Kleiner Grenzstreit mit großen Folgen auch für die EU

30.12.2017 04:30

Piran (dpa) - Der Grenzstreit zwischen den EU- und Nato-Mitgliedern
Slowenien und Kroatien fristete jahrzehntelang ein Leben unterhalb
der Wahrnehmungsschwelle. Jetzt tritt der fast vergessene Konflikt in
eine heiße Phase. Der eigentliche Ministreit um insgesamt 31
Quadratkilometer zu Wasser und zu Land könnte möglicherweise auch
große Folgen für die Europäische Union haben.

Worum streiten die beiden Nachbarn?

Als die zwei Staaten noch Teil des Vielvölkerstaates Jugoslawien
waren, gab es keine festgelegte Grenze in der vor allem umstrittenen
Bucht von Piran (slowenische Lesart) oder von Savudrija (kroatische
Variante) an der nördlichen Adria. Seit der Unabhängigkeit der beiden
Staaten 1991 will Kroatien die Grenze in der Mitte der Bucht ziehen,
Slowenien beansprucht unter Berufung auf jahrhundertealte Kataster
und historische Dokumente die ganze Meeresbucht.

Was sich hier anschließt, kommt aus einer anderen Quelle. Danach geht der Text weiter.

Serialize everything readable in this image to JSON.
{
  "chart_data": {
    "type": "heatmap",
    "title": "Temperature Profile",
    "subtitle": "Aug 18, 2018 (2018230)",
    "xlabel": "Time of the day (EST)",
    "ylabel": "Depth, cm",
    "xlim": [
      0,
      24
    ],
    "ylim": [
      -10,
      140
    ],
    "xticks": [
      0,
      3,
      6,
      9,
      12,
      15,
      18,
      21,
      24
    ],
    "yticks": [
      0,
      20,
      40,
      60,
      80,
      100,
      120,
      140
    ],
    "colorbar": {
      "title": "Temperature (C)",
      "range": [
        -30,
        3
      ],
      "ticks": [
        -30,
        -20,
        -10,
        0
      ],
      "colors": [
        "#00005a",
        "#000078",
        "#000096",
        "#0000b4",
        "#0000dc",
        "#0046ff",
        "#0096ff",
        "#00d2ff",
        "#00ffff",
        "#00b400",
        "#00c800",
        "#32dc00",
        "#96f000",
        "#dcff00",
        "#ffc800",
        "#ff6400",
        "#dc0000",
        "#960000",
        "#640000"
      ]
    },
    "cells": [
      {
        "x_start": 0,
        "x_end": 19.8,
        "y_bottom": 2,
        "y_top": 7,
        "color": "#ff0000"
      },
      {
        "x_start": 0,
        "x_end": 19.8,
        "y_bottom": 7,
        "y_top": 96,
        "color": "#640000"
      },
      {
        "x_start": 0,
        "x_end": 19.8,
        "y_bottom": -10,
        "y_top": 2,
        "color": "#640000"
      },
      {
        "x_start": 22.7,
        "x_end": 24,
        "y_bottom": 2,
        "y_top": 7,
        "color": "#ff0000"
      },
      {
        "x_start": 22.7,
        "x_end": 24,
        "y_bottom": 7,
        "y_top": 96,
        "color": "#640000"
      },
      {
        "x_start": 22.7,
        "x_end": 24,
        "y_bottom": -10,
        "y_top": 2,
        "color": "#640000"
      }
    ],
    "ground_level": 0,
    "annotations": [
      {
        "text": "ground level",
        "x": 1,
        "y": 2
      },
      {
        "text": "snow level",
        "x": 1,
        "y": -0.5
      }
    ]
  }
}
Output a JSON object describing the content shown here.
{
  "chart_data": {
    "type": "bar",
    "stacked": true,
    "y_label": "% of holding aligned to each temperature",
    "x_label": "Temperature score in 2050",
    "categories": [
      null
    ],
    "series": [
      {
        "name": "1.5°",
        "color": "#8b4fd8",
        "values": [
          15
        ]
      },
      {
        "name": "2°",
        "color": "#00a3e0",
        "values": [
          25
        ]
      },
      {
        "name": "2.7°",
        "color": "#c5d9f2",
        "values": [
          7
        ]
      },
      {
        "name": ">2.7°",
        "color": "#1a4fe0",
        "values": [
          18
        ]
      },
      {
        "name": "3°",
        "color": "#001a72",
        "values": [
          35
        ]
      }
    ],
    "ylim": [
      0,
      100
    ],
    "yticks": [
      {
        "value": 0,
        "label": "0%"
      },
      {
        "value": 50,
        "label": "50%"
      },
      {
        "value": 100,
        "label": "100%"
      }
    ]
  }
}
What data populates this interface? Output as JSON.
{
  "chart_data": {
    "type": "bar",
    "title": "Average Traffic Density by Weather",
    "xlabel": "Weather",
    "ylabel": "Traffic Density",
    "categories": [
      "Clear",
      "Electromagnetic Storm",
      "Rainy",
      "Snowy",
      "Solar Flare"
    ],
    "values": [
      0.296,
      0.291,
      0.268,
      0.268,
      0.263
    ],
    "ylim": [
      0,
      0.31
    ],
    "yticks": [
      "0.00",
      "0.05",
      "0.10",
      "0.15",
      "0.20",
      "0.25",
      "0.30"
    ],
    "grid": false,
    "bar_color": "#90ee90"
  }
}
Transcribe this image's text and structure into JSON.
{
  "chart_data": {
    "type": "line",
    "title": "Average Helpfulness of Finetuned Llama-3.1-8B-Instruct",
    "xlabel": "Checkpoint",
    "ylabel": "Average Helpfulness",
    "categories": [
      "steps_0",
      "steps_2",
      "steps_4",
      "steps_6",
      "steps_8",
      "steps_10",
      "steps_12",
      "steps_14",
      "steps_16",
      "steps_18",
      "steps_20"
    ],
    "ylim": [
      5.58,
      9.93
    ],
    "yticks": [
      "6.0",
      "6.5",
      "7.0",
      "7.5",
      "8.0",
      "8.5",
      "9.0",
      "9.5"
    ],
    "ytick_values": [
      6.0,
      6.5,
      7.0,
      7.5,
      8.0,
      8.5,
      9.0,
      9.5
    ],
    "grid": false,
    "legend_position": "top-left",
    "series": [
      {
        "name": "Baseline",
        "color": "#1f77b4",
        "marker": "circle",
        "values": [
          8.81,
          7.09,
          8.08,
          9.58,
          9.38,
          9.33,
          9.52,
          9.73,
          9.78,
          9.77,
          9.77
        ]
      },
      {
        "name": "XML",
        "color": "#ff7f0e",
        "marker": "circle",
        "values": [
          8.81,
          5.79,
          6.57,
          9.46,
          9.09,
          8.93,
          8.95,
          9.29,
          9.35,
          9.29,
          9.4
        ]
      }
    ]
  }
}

Wie ist die augenblickliche Rechtslage?

Weil sich die beiden Seiten nicht einigen konnten, stimmten sie auf
Vermittlung der EU einem internationalen Schiedsverfahren zu und
versprachen, dessen Entscheidung ohne Wenn und Aber umzusetzen. Das
Schiedsgericht sprach im vergangenen Sommer Slowenien rund 80 Prozent
der Piran-Bucht zu, einschließlich eines freien Zugangs zu
internationalen Gewässern. Bei der strittigen Landgrenze erreichte
Kroatien Vorteile.

Warum gibt es dann trotzdem Streit?

Slowenien verstieß 2015 massiv gegen die Prinzipien des
Schiedsverfahrens, weil eine Diplomatin Ljubljanas bei illegalen
Absprachen mit dem slowenischen Vertreter im Schiedsgericht ertappt
wurde. Kroatien verließ aus Protest das gesamte Verfahren. Das
Gericht rügte zwar das slowenische Fehlverhalten, setzte aber die
Verhandlungen fort. Die Entscheidung vom letzten Sommer wird von
Zagreb daher als «null und nichtig» betrachtet. Es besteht auf neue
bilaterale Verhandlungen.

Wer unterstützt wen in diesem Streit?

Slowenien verweist auf europäisches und internationales Recht, das
eingehalten werden müsse. Diese Meinung teilen auch die EU-Kommission
und die Bundesregierung in Berlin. Sie fordern von Kroatien, im Sinne
des Schiedsspruchs einzulenken.

Welche mittelfristigen Auswirkungen könnte der Streit haben?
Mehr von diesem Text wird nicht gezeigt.